Basic Electrical Troubleshooting
By Vince Illi
In my ongoing quest to make people less scared of automotive electrical systems, I’d like to talk a little bit about two common electrical troubleshooting tools and how to use them. First, though, we’ll need to quickly review electrical basics:
Remember that current flows through an object, while voltage is measured across an object. Ohm’s law tells us that voltage (V) is the current (I) multiplied by the resistance (R):
V = I R
Before we get into discussing troubleshooting tips, a word of caution is in order: If you are troubleshooting something in an engine’s sensor system (such as fuel injectors, MAF sensors, IAC valves, or the like), first DISCONNECT THE COMPUTER AND REMOVE IT FROM THE VEHICLE. Electronic control units are very sensitive, and their sensor inputs operate on very small voltages and currents. If you accidentally put a higher current or voltage onto an ECU pin than it is designed for, you can easily damage the ECU.
One of the most common tools used to look at a car’s electrical system is the test light. A test light is simply a light bulb with two leads. One lead (the ground) is usually an alligator clip, and the other lead (hot) is usually a sharp spike (or probe).
The test light, while simple to use, really isn’t very useful. Then again, that probe spike can probably be used to kill a vampire or something.
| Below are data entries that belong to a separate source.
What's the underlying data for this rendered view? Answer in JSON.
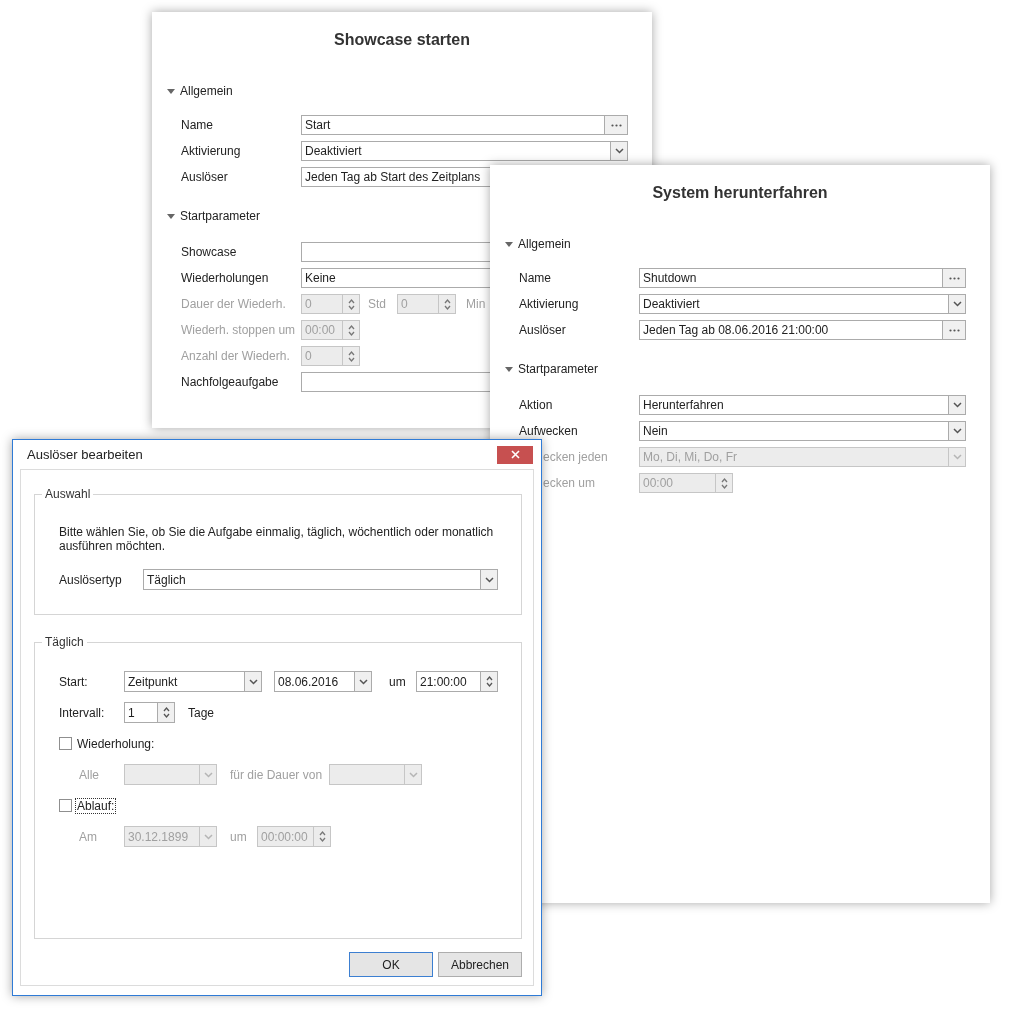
{
  "windows": [
    {
      "title": "Showcase starten",
      "sections": [
        {
          "title": "Allgemein",
          "expanded": true,
          "rows": [
            {
              "label": "Name",
              "kind": "ellipsis",
              "value": "Start",
              "disabled": false,
              "covered": false
            },
            {
              "label": "Aktivierung",
              "kind": "dropdown",
              "value": "Deaktiviert",
              "disabled": false,
              "covered": false
            },
            {
              "label": "Auslöser",
              "kind": "text",
              "value": "Jeden Tag ab Start des Zeitplans",
              "disabled": false,
              "covered": true
            }
          ]
        },
        {
          "title": "Startparameter",
          "expanded": true,
          "rows": [
            {
              "label": "Showcase",
              "kind": "text",
              "disabled": false,
              "covered": true
            },
            {
              "label": "Wiederholungen",
              "kind": "text",
              "value": "Keine",
              "disabled": false,
              "covered": true
            },
            {
              "label": "Dauer der Wiederh.",
              "kind": "spinner_pair",
              "value": "0",
              "unit": "Std",
              "value_2": "0",
              "unit_2": "Min",
              "disabled": true,
              "covered": false
            },
            {
              "label": "Wiederh. stoppen um",
              "kind": "spinner",
              "value": "00:00",
              "disabled": true,
              "covered": false
            },
            {
              "label": "Anzahl der Wiederh.",
              "kind": "spinner",
              "value": "0",
              "disabled": true,
              "covered": false
            },
            {
              "label": "Nachfolgeaufgabe",
              "kind": "text",
              "disabled": false,
              "covered": true
            }
          ]
        }
      ]
    },
    {
      "title": "System herunterfahren",
      "sections": [
        {
          "title": "Allgemein",
          "expanded": true,
          "rows": [
            {
              "label": "Name",
              "kind": "ellipsis",
              "value": "Shutdown",
              "disabled": false,
              "covered": false
            },
            {
              "label": "Aktivierung",
              "kind": "dropdown",
              "value": "Deaktiviert",
              "disabled": false,
              "covered": false
            },
            {
              "label": "Auslöser",
              "kind": "ellipsis",
              "value": "Jeden Tag ab 08.06.2016 21:00:00",
              "disabled": false,
              "covered": false
            }
          ]
        },
        {
          "title": "Startparameter",
          "expanded": true,
          "rows": [
            {
              "label": "Aktion",
              "kind": "dropdown",
              "value": "Herunterfahren",
              "disabled": false,
              "covered": false
            },
            {
              "label": "Aufwecken",
              "kind": "dropdown",
              "value": "Nein",
              "disabled": false,
              "covered": false
            },
            {
              "label": "ecken jeden",
              "label_covered": true,
              "kind": "dropdown",
              "value": "Mo, Di, Mi, Do, Fr",
              "disabled": true,
              "covered": false
            },
            {
              "label": "ecken um",
              "label_covered": true,
              "kind": "spinner",
              "value": "00:00",
              "disabled": true,
              "covered": false
            }
          ]
        }
      ]
    }
  ],
  "dialog": {
    "title": "Auslöser bearbeiten",
    "selection": {
      "title": "Auswahl",
      "description": "Bitte wählen Sie, ob Sie die Aufgabe einmalig, täglich, wöchentlich oder monatlich ausführen möchten.",
      "label": "Auslösertyp",
      "value": "Täglich"
    },
    "daily": {
      "title": "Täglich",
      "start": {
        "label": "Start:",
        "mode": "Zeitpunkt",
        "date": "08.06.2016",
        "at_label": "um",
        "time": "21:00:00"
      },
      "interval": {
        "label": "Intervall:",
        "value": "1",
        "unit": "Tage"
      },
      "repeat": {
        "label": "Wiederholung:",
        "checked": false,
        "focused": false,
        "every_label": "Alle",
        "duration_label": "für die Dauer von",
        "disabled": true
      },
      "expiry": {
        "label": "Ablauf:",
        "checked": false,
        "focused": true,
        "date_label": "Am",
        "date": "30.12.1899",
        "at_label": "um",
        "time": "00:00:00",
        "disabled": true
      }
    },
    "buttons": [
      {
        "label": "OK",
        "default": true
      },
      {
        "label": "Abbrechen",
        "default": false
      }
    ]
  }
}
A test light is the simplest tool around. You connect one end to the chassis (ground) of a vehicle. Then you touch the sharp probe end to a wire or connector pin. If the test light illuminates, the wire or pin is “hot,” or has 12 volts on it.
The positive battery terminal is obviously “hot,” so the test light illuminates.
Really, though, the test light doesn’t tell you much beyond whether or not a wire is “hot.” It doesn’t tell you voltage, current, or resistance. And it can’t really help you troubleshoot much of anything. For that, we need something more versatile.